Despite the blocked mandate, grocers and other retailers were eager to assure the public that they're concerned about keeping employees and shoppers healthy.
The U.S. Supreme Court’s decision to block the Biden Administration from enforcing a vaccine-or-testing mandate for large employers is being viewed as a decisive win by the grocery industry, members of which had asked to be exempted from such a mandate.
An emergency temporary standard (ETS) on the vaccination and testing of workers at companies with 100 or more employees was issued on Nov. 4 by the U.S. Department of Labor’s Occupational Safety and Health Administration (OSHA), requiring compliance with most requirements of the ETS within 30 days of publication, and testing requirements within 60 days of publication.

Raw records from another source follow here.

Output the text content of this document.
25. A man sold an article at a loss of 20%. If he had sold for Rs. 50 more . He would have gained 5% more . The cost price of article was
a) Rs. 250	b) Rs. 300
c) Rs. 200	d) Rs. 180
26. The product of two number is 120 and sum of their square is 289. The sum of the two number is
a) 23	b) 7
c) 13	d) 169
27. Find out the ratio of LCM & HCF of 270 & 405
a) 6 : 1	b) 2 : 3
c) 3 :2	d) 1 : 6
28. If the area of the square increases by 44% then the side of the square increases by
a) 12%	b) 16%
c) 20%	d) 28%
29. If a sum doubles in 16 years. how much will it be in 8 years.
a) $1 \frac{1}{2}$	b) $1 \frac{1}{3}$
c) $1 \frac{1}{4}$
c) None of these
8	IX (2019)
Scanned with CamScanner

“We are pleased the Supreme Court recognized the challenges OSHA’s rule would have imposed on food retailers and manufacturers, our employees and, ultimately, American consumers,” noted Leslie G. Sarasin, president and CEO of Arlington, Va.-based FMI – The Food Industry Association, which, along with other interested trade organizations, had filed an emergency application last month for an immediate stay in the United State’s highest court. “The Court’s decision today to pause OSHA’s vaccine and testing mandate for private businesses will help ensure the food industry is able to continue meeting our customers’ needs as efficiently and effectively as possible amid the ongoing supply chain and labor disruptions.”
Added Sarasin: “As FMI and our partner associations’ filing to the court noted, the food industry has gone to extraordinary lengths to promote vaccination among our associates and communities, including investing $1 billion in incentives to encourage their employees to get vaccinated. Our 12,000 food retail pharmacies have administered a significant percentage of the nation’s COVID-19 vaccinations and boosters, a role they continue to embrace in communities across the nation.”
“The court’s ruling takes some pressure off independent community grocers, who already face daunting staffing challenges amid a nationwide labor shortage,” pointed out Greg Ferrara, president and CEO of the Washington, D.C.-based National Grocers Association (NGA), which represents the independent grocery sector. “Independent grocers remain focused on doing what they have done since day one of the pandemic, providing their communities with access to food, essential products and other vital services. The ruling is a great relief for our industry, as it staves off a burdensome mandate that would have created further disruptions and impaired our members’ ability to properly serve the needs of their communities.”
Continued Ferrara: “Independent supermarkets and wholesalers have worked since the vaccines were first available to ensure their front-line workers had access, and NGA members with pharmacies have been important partners to help deliver vaccines and boosters to the communities that they serve.”
These sentiments were shared by the wider retailer community.
“While NRF has maintained a strong and consistent position related to the importance of vaccines in helping to overcome this pandemic, the Supreme Court’s decision to stay OSHA’s onerous and unprecedented ETS is a significant victory for employers,” observed David French, SVP of government relations at the Washington, D.C.-based National Retail Federation (NRF), which joined more than 26 other trade associations this week to present oral arguments before the court on the mandate’s legality. “As NRF and other plaintiffs articulated in our briefs before the court, OSHA clearly exceeded its authority promulgating its original mandate under emergency powers without giving stakeholders the benefit of a rulemaking process.”
On behalf of NRF, French encouraged “the Biden Administration to discard this unlawful mandate and instead work with employers, employees and public health experts on practical ways to increase vaccination rates and mitigate the spread of the virus in 2022.”
Despite the blocked mandate, retailers were eager to assure the public that they're concerned about keeping employees and shoppers healthy.
“We have raised concerns with OSHA and the [Biden] administration about the administrability of the mandate, including the current shortage of tests, but our primary focus at this stage is working with our members to ensure they have the information and tools they need to safely operate, manage their workforce and meet the needs of their customers,” noted Brian Dodge, president of Washington, D.C.-based Retail Industry Leaders Association.
Last November, a range of trade organizations, including FMI, had filed suit against OSHA to challenge the ETS.
The Supreme Court did allow a more modest mandate requiring the vaccination of health care workers at facilities that receive federal money.